夕凪
渚と俺はこの町の数少ない高校生だった。
リアス式海岸に囲まれた町の人口は少ない。最近はどこもそうらしいが子供がはしゃぐ姿より年配の方がベンチに座ってゆっくりと喋っている姿のほうがよく見かける。
「こんなだから人が永住しないんだよ」
海岸沿いの国道には歩道はなくて俺達は一列になって坂になっている車道の隅を歩く。
渚の短い黒髪は汗でべたついていて、そのくせ制服は綺麗に乾いていた。
「陸上はどう?」
俺は聞いた。
「どうって……いつも通り。下級生になっただけだよ。高校になってもただ走るだけ」
「そうか」
俺は一昔前のドラマの高校生みたいに鞄を肩にかける。
落陽が世界を朱く染めあげる。渚はガードレールを越えて、海藻が散らばった砂浜にすとんと着地した。
ガードレールを越えた俺は小さな道幅を片足ずつ出しながら歩いていく。
「海で遊ばない?」
渚はお尻を砂に下ろし、靴を脱ぎながら言った。
「泳ぐのか?」
「ううん。違う」
靴下を脱ぐ。足にくっきりと色の境界が出来ている。
「ただはしゃぐだけ」
そう言って微笑を浮かべる。
二重になりたいとぐずっていた瞼も、団子鼻も、俺は全然気にならない。
波はありきたりな表現だけど寄せては返し、ささやかな音楽を作り出す。
「靴脱ぎなよ」
渚はスカートを持ち上げて波に足をつける。海水は日焼けした足を境に分岐して、すぐに合流する。
俺は靴を脱ぎ、ズボンの裾を何度か折る。ふと見ると渚は海岸に沿って歩き出していた。
「ちょっと待って」
全然距離は離れていないのに俺は慌てて、靴下を靴にしまわずに渚を追う。
砂は生暖かくて、その上湿っている。足に砂がこびりついていく感触がわかる。
波は渚がつけた足跡をすぐに消してしまっている。潮風はお世辞にもいい匂いとは言えないものだ。
片一方がオレンジ色に染められた渚は僕を後ろに従えて、足元の海水をじっと眺め言う。
「この町から出たあとの事、考えたことある?」
「大学のことか」
「うん」
俺は頭の後ろで腕を組む。
「大阪に行って、一人暮らしかな。あそこじゃ色んなものが買えるし、どんなとこだって行ける。……まあでも高校生になったばかりだぜ」
「そうだけど……」
「まあ、早く大学生になりたいなぁ。この辺鄙なところから出てさ」
渚は立ち止まって振り返る。
その顔は怒っているようで、恥ずかしがっているようだった。
ウミネコが名前の通りの甘えるような声を出して飛んでいる。夕日は海に半分沈んでいて、空には淡い境界線が形作られていた。
「波かけていい?」
「駄目だろ」
「いいから」
渚は少し海水をすくって俺に投げかける。
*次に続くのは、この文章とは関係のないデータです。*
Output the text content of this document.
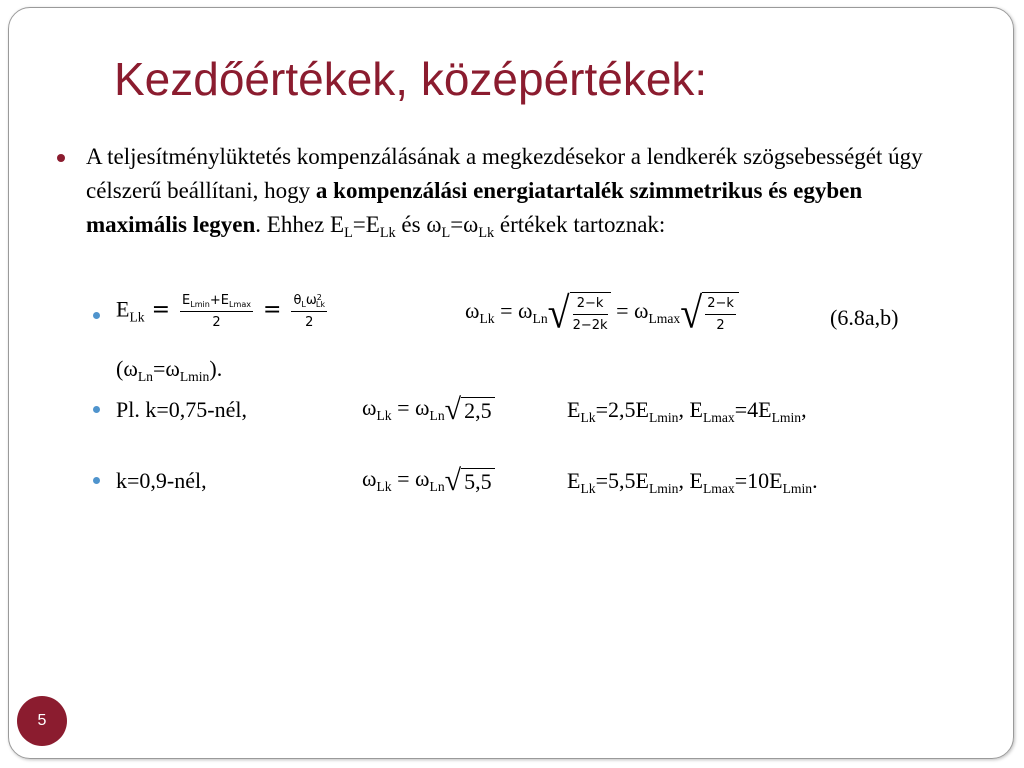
Kezdőértékek, középértékek:
A teljesítménylüktetés kompenzálásának a megkezdésekor a lendkerék szögsebességét úgy célszerű beállítani, hogy a kompenzálási energiatartalék szimmetrikus és egyben maximális legyen. Ehhez $E_L=E_{Lk}$ és $\omega_L=\omega_{Lk}$ értékek tartoznak:
$E_{Lk} = \frac{E_{Lmin}+E_{Lmax}}{2} = \frac{\theta_L\omega^2_{Lk}}{2}$	$\omega_{Lk} = \omega_{Ln}√ \frac{2-k}{2-2k} = \omega_{Lmax}√ \frac{2-k}{2}$	(6.8a,b)
$(\omega_{Ln}=\omega_{Lmin})$.
Pl. k=0,75-nél,	$\omega_{Lk} = \omega_{Ln}√$ 2,5	$E_{Lk}=2,5E_{Lmin}$, $E_{Lmax}=4E_{Lmin}$,
k=0,9-nél,	$\omega_{Lk} = \omega_{Ln}√$ 5,5	$E_{Lk}=5,5E_{Lmin}$, $E_{Lmax}=10E_{Lmin}$.
5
海水は空中で力を失って俺のズボンにしみ込んだ。
「……」
俺が黙って濡れたズボンに視線を下ろしていると、渚が覗き込むように歩み寄ってきた。
「怒ってる?」
「……ここで仕返しをするべきか迷ってる」
渚は上品に小さく笑う。
「優しいんだね。本当に」
ズボンを膝まで捲し上げて、俺は砂浜に座る。渚は小さな貝殻を手のひらに並べている。手には砂粒がつき、指と指の間で小さな摩擦音が聞こえる。
「グリーンフラッシュって知ってる?」
「なんだそれ」
「太陽が沈む前に一瞬緑に輝くの。見えたらとても幸運なんだって」
俺達の前の太陽は赤い光を放ったまま消えていく。
暗くなる世界の中で俺達は何故か海を見続けている。
車道を通る車のエンジン音が近づいては遠くなっていく。
潮風の匂いと渚の柔らかな香りが混ざって、知らずのうちに鼓動が早まっていた。
「夕焼けって今を一瞬昔にするんだね」
「誰の名言だよ」
「わたしの」
渚は体育座りの太ももに顔をうずめる。
夕焼けのせいで気づいていなかった頬の紅潮が、わかった。
「三年なんてあっという間だね」
砂だらけの渚の左手が砂浜の上に置かれる。
「ああ」
俺はざらざらとしたその手を右手で覆いかぶせる。
「年をとるなんていやだね」
「おばはんかよ」
渚は顔を上げて少し笑う。
俺も、笑う。
空は一層暗みを帯びている。
渚の顔には黒いヴェールがかかってよく見えない。
でもいつまでもこうしていたいと本気で思ったんだ。
ただその手を握りしめながら、月が宙にのぼって沈んでしまっても。
波が一定のリズムで寄せて返す、その音を背景にしながら。